We have a history of overdoing things. In a good way. When we were late in the development cycle with Carcassonne we decided to postpone the release for 4 months to finish network multiplayer in time for the first release. Most studios would probably have released at that point and promised to add multiplayer in an update. From a rational business point of view, that might even be the smart thing to do. But we didn’t. We finished the game first, and shipped it then. We poured all the love into the thing that we wanted to. We went with our guts. And our hearts. And it turned out to be the right thing to do.

Animating chickens

Animations: Fun, but hard work.

When we started taking on Chicken Cha Cha Cha we realized that we wanted to translate the experience of the board game into two dimensions, while keeping the magic of the original. The board games has iconic wooden chicken figures, that we had to emulate with something equally characteristic. So we decided to have the kids control cartoon chicken that fit right into the colorful world of the game and its board.

Animating these characters proved a challenge. After all, this was our first foray into animation. We teamed up with an animator from Berlin that had worked on children apps before and had our illustrator Marcel working on simplifying the character designs inspired by original board game art, so they would make a good animated chickens. In the end, doing all the animations turned out to be a project taking up months in itself. Every little thing the chickens do, be it blinking or jumping, added up to a few hours of work. And those chickens do quite a bit of stuff…

Testing with Kids

Play testing with kindergarten kids proved to be vital.

As far as game logic goes, the game was prototyped and playable within a few days. Filling those scaffolds with life and making it easy to use proved again to be the challenging part. And this time we had to rethink our usual approaches as we were making the game for kids. That proved to create new and exciting problems.

We involved two kindergarten classes in our development process to get those things right.

Only actually trying out games with kids gives you the insight to make a game that is approachable and interesting for different age groups.
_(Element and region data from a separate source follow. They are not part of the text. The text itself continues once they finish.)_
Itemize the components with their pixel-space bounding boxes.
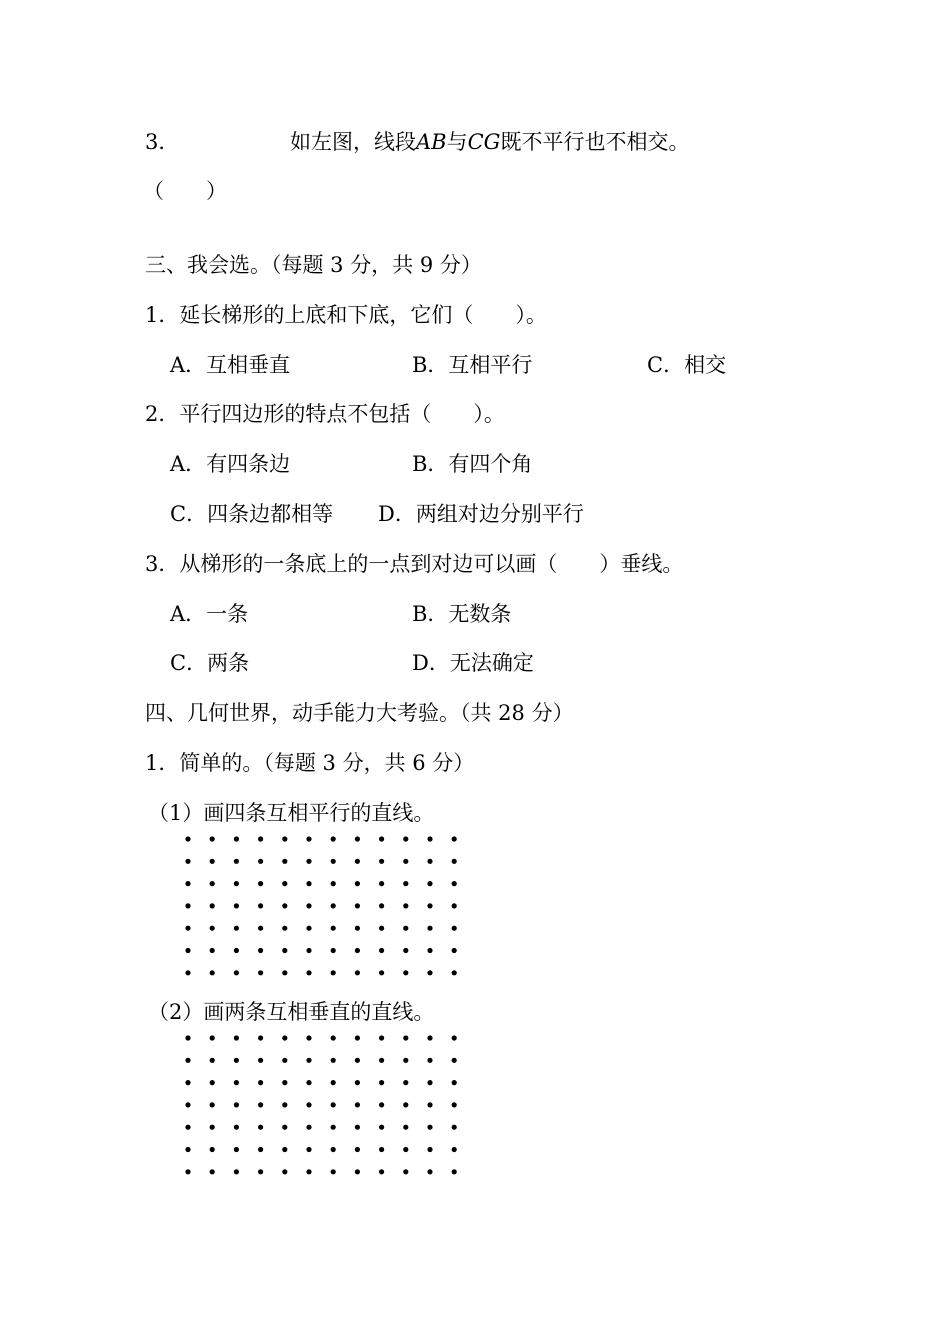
grid-dot[interactable] xyxy=(452,903,457,908)
grid-dot[interactable] xyxy=(403,859,408,864)
task-1-label: （1）画四条互相平行的直线。 xyxy=(148,801,435,825)
segment-ab: AB xyxy=(416,130,447,154)
grid-dot[interactable] xyxy=(210,1035,215,1040)
grid-dot[interactable] xyxy=(331,903,336,908)
grid-dot[interactable] xyxy=(185,948,190,953)
grid-dot[interactable] xyxy=(379,859,384,864)
grid-dot[interactable] xyxy=(427,970,432,975)
grid-dot[interactable] xyxy=(210,926,215,931)
grid-dot[interactable] xyxy=(452,1125,457,1130)
grid-dot[interactable] xyxy=(427,881,432,886)
grid-dot[interactable] xyxy=(331,859,336,864)
choice-q3-option-a[interactable]: A．一条 xyxy=(170,602,249,626)
grid-dot[interactable] xyxy=(403,1169,408,1174)
grid-dot[interactable] xyxy=(403,926,408,931)
grid-dot[interactable] xyxy=(185,836,190,841)
grid-dot[interactable] xyxy=(355,903,360,908)
grid-dot[interactable] xyxy=(185,1058,190,1063)
grid-dot[interactable] xyxy=(452,881,457,886)
grid-dot[interactable] xyxy=(185,1102,190,1107)
grid-dot[interactable] xyxy=(379,1125,384,1130)
grid-dot[interactable] xyxy=(355,926,360,931)
grid-dot[interactable] xyxy=(403,1058,408,1063)
grid-dot[interactable] xyxy=(403,903,408,908)
grid-dot[interactable] xyxy=(282,859,287,864)
grid-dot[interactable] xyxy=(210,1169,215,1174)
section3-heading: 三、我会选。（每题 3 分，共 9 分） xyxy=(145,253,482,277)
grid-dot[interactable] xyxy=(427,1058,432,1063)
grid-dot[interactable] xyxy=(379,1058,384,1063)
grid-dot[interactable] xyxy=(282,926,287,931)
grid-dot[interactable] xyxy=(306,948,311,953)
grid-dot[interactable] xyxy=(427,1080,432,1085)
grid-dot[interactable] xyxy=(210,970,215,975)
grid-dot[interactable] xyxy=(427,926,432,931)
choice-question-3-stem: 3．从梯形的一条底上的一点到对边可以画（ ）垂线。 xyxy=(145,552,684,576)
grid-dot[interactable] xyxy=(331,1102,336,1107)
grid-dot[interactable] xyxy=(452,1035,457,1040)
grid-dot[interactable] xyxy=(331,1169,336,1174)
grid-dot[interactable] xyxy=(234,881,239,886)
grid-dot[interactable] xyxy=(306,1058,311,1063)
grid-dot[interactable] xyxy=(379,1102,384,1107)
grid-dot[interactable] xyxy=(306,970,311,975)
grid-dot[interactable] xyxy=(185,881,190,886)
choice-q2-option-b[interactable]: B．有四个角 xyxy=(412,452,533,476)
grid-dot[interactable] xyxy=(379,926,384,931)
grid-dot[interactable] xyxy=(234,948,239,953)
grid-dot[interactable] xyxy=(258,1169,263,1174)
grid-dot[interactable] xyxy=(403,1080,408,1085)
grid-dot[interactable] xyxy=(379,1169,384,1174)
grid-dot[interactable] xyxy=(403,1102,408,1107)
grid-dot[interactable] xyxy=(282,1169,287,1174)
grid-dot[interactable] xyxy=(185,1080,190,1085)
grid-dot[interactable] xyxy=(403,970,408,975)
grid-dot[interactable] xyxy=(331,1125,336,1130)
grid-dot[interactable] xyxy=(210,1102,215,1107)
grid-dot[interactable] xyxy=(185,970,190,975)
grid-dot[interactable] xyxy=(306,1080,311,1085)
grid-dot[interactable] xyxy=(379,970,384,975)
judge-text-suffix: 既不平行也不相交。 xyxy=(500,130,690,154)
grid-dot[interactable] xyxy=(258,903,263,908)
grid-dot[interactable] xyxy=(379,948,384,953)
grid-dot[interactable] xyxy=(210,836,215,841)
grid-dot[interactable] xyxy=(210,1125,215,1130)
grid-dot[interactable] xyxy=(258,1035,263,1040)
grid-dot[interactable] xyxy=(379,836,384,841)
grid-dot[interactable] xyxy=(403,881,408,886)
grid-dot[interactable] xyxy=(452,926,457,931)
grid-dot[interactable] xyxy=(234,970,239,975)
grid-dot[interactable] xyxy=(282,1125,287,1130)
grid-dot[interactable] xyxy=(403,1035,408,1040)
grid-dot[interactable] xyxy=(355,1125,360,1130)
grid-dot[interactable] xyxy=(379,1080,384,1085)
grid-dot[interactable] xyxy=(282,836,287,841)
grid-dot[interactable] xyxy=(234,1058,239,1063)
grid-dot[interactable] xyxy=(355,859,360,864)
grid-dot[interactable] xyxy=(185,1169,190,1174)
grid-dot[interactable] xyxy=(427,1102,432,1107)
grid-dot[interactable] xyxy=(355,1035,360,1040)
choice-q3-option-c[interactable]: C．两条 xyxy=(170,651,250,675)
judge-text-prefix: 如左图，线段 xyxy=(290,130,416,154)
grid-dot[interactable] xyxy=(355,948,360,953)
grid-dot[interactable] xyxy=(331,1058,336,1063)
grid-dot[interactable] xyxy=(427,836,432,841)
grid-dot[interactable] xyxy=(234,926,239,931)
grid-dot[interactable] xyxy=(306,859,311,864)
grid-dot[interactable] xyxy=(185,1125,190,1130)
grid-dot[interactable] xyxy=(452,948,457,953)
grid-dot[interactable] xyxy=(306,1169,311,1174)
grid-dot[interactable] xyxy=(210,881,215,886)
grid-dot[interactable] xyxy=(427,1169,432,1174)
judge-question-3 xyxy=(145,129,179,155)
grid-dot[interactable] xyxy=(185,1035,190,1040)
task-2-label: （2）画两条互相垂直的直线。 xyxy=(148,1000,435,1024)
grid-dot[interactable] xyxy=(403,1125,408,1130)
grid-dot[interactable] xyxy=(355,836,360,841)
grid-dot[interactable] xyxy=(306,1147,311,1152)
grid-dot[interactable] xyxy=(355,1102,360,1107)
grid-dot[interactable] xyxy=(306,1125,311,1130)
grid-dot[interactable] xyxy=(306,1102,311,1107)
grid-dot[interactable] xyxy=(331,1035,336,1040)
grid-dot[interactable] xyxy=(331,926,336,931)
grid-dot[interactable] xyxy=(258,859,263,864)
grid-dot[interactable] xyxy=(258,1080,263,1085)
grid-dot[interactable] xyxy=(306,836,311,841)
judge-question-number: 3． xyxy=(145,130,180,154)
grid-dot[interactable] xyxy=(234,1169,239,1174)
choice-q1-option-c[interactable]: C．相交 xyxy=(647,353,727,377)
grid-dot[interactable] xyxy=(452,1058,457,1063)
choice-question-2-stem: 2．平行四边形的特点不包括（ ）。 xyxy=(145,402,505,426)
grid-dot[interactable] xyxy=(379,1035,384,1040)
grid-dot[interactable] xyxy=(185,903,190,908)
grid-dot[interactable] xyxy=(258,926,263,931)
grid-dot[interactable] xyxy=(427,1035,432,1040)
segment-cg: CG xyxy=(467,130,501,154)
grid-dot[interactable] xyxy=(282,1080,287,1085)
grid-dot[interactable] xyxy=(282,1058,287,1063)
grid-dot[interactable] xyxy=(452,1147,457,1152)
grid-dot[interactable] xyxy=(306,881,311,886)
grid-dot[interactable] xyxy=(379,903,384,908)
grid-dot[interactable] xyxy=(331,970,336,975)
choice-q2-option-c[interactable]: C．四条边都相等 xyxy=(170,502,334,526)
grid-dot[interactable] xyxy=(452,1169,457,1174)
judge-text-mid: 与 xyxy=(446,130,468,154)
grid-dot[interactable] xyxy=(427,948,432,953)
grid-dot[interactable] xyxy=(403,836,408,841)
grid-dot[interactable] xyxy=(258,1058,263,1063)
grid-dot[interactable] xyxy=(452,1102,457,1107)
grid-dot[interactable] xyxy=(282,948,287,953)
grid-dot[interactable] xyxy=(306,1035,311,1040)
grid-dot[interactable] xyxy=(452,1080,457,1085)
grid-dot[interactable] xyxy=(258,1102,263,1107)
grid-dot[interactable] xyxy=(355,1169,360,1174)
grid-dot[interactable] xyxy=(234,903,239,908)
grid-dot[interactable] xyxy=(210,1080,215,1085)
grid-dot[interactable] xyxy=(234,1102,239,1107)
grid-dot[interactable] xyxy=(210,859,215,864)
judge-question-3-text xyxy=(290,129,689,155)
grid-dot[interactable] xyxy=(282,1147,287,1152)
grid-dot[interactable] xyxy=(306,926,311,931)
grid-dot[interactable] xyxy=(452,859,457,864)
grid-dot[interactable] xyxy=(282,1102,287,1107)
grid-dot[interactable] xyxy=(403,948,408,953)
grid-dot[interactable] xyxy=(210,948,215,953)
grid-dot[interactable] xyxy=(427,1147,432,1152)
grid-dot[interactable] xyxy=(355,1080,360,1085)
grid-dot[interactable] xyxy=(234,859,239,864)
grid-dot[interactable] xyxy=(331,948,336,953)
grid-dot[interactable] xyxy=(258,1147,263,1152)
grid-dot[interactable] xyxy=(210,1147,215,1152)
grid-dot[interactable] xyxy=(234,1147,239,1152)
section4-heading: 四、几何世界，动手能力大考验。（共 28 分） xyxy=(145,701,574,725)
grid-dot[interactable] xyxy=(355,881,360,886)
grid-dot[interactable] xyxy=(427,1125,432,1130)
section4-sub-heading: 1．简单的。（每题 3 分，共 6 分） xyxy=(145,751,475,775)
grid-dot[interactable] xyxy=(258,1125,263,1130)
grid-dot[interactable] xyxy=(355,970,360,975)
grid-dot[interactable] xyxy=(379,1147,384,1152)
grid-dot[interactable] xyxy=(427,859,432,864)
choice-q2-option-a[interactable]: A．有四条边 xyxy=(170,452,291,476)
grid-dot[interactable] xyxy=(403,1147,408,1152)
grid-dot[interactable] xyxy=(234,836,239,841)
grid-dot[interactable] xyxy=(331,1147,336,1152)
grid-dot[interactable] xyxy=(379,881,384,886)
grid-dot[interactable] xyxy=(210,903,215,908)
grid-dot[interactable] xyxy=(282,903,287,908)
choice-q3-option-d[interactable]: D．无法确定 xyxy=(412,651,534,675)
grid-dot[interactable] xyxy=(331,881,336,886)
grid-dot[interactable] xyxy=(282,1035,287,1040)
grid-dot[interactable] xyxy=(452,970,457,975)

So we visited the kindergartens with beta versions of the game, played with them and watched them play with each other. One of our first observations was, that kids do not touch the iPad in the way we adults would have expected them to.

In fact they touched them differently than even Apple and its operating system would have expected them to. When a kid touches a button, more often than not they move their finger a bit creating a drag gesture. So we worked on creating a more robust system to tell taps and drags apart, that works better for kids.

The first sketch, just after hatching.

But we did not stop there. In terms of interaction design Chicken Cha Cha Cha proved to be unconventional as well. When the game is played with three or four kids on the same iPad, things can heat up quickly and chaos looms. To avoid kids controlling chickens of their opponents we strayed for the usual road of optimizing user experience by reducing the number of taps needed to interact. In fact we added one tap. To make its move the kid has to tap its chicken first. That way it is a lot clearer whose turn it is, and which player should make the next move. It plays on the possessive instict of “Hey, don’t touch my chicken!”. As we animated the chicken to stand up when this activation tap is made, the mechanism even integrates nicely into the world of the game.

Designing an AI for a kids game was different as well. With Lost Cities and Carcassonne we took great care to create artifical intelligence that plays fair and has no knowledge beyond that of a human player.

With Chicken Cha Cha Cha we went a different route and emulated a benevolent AI that plays a little bit like a parent would.

The easy “computer chickens” as our kindergarteners called them, sometimes deliberately reveal a card that the kids will need to remember in the future. Not for its next move, but for the one after that, or even the one after the next one. That way the game becomes easier to play for the kid without being spoiled. There’s nothing better than a happy kid’s smile after it won against a well written computer player.

Parenting needs

Concentrating on kids and parents alike. (image credit: breezi.com)

Apart from development centered on kids — which of course has loads more of implications than fit into this article — we also concentrated on making the app compatible with responsible parenting. And even tried to make it as easy, as possible.

With iOS 6, Apple introduced a technology called “Guided Access” that allows you to lock your iPad to one application. Pressing the Home button — or even the power button — isn’t possible anymore without entering a security pin number first. Chicken Cha Cha Cha includes a parents section that explains this mode to parents and uses it to restrict the number of games that can be played. The parent can choose how many games should be allowed and then lock the iPad into Chicken Cha Cha Cha. After that the kids won’t be able to access other apps and e.g. surf the web.

Once the number of allowed games is reached, night falls and the chicken go to sleep. We decided to add this scene to make it easier to explain why the kids can’t play anymore. The chickens need rest and so does the child after playing for a while on the iPad. We hope little touches like this one make Chicken Cha Cha Cha an experience as pleasant as the board game. For kids. And for parents.

Chicken Cha Cha Cha is in the app store starting September 12th.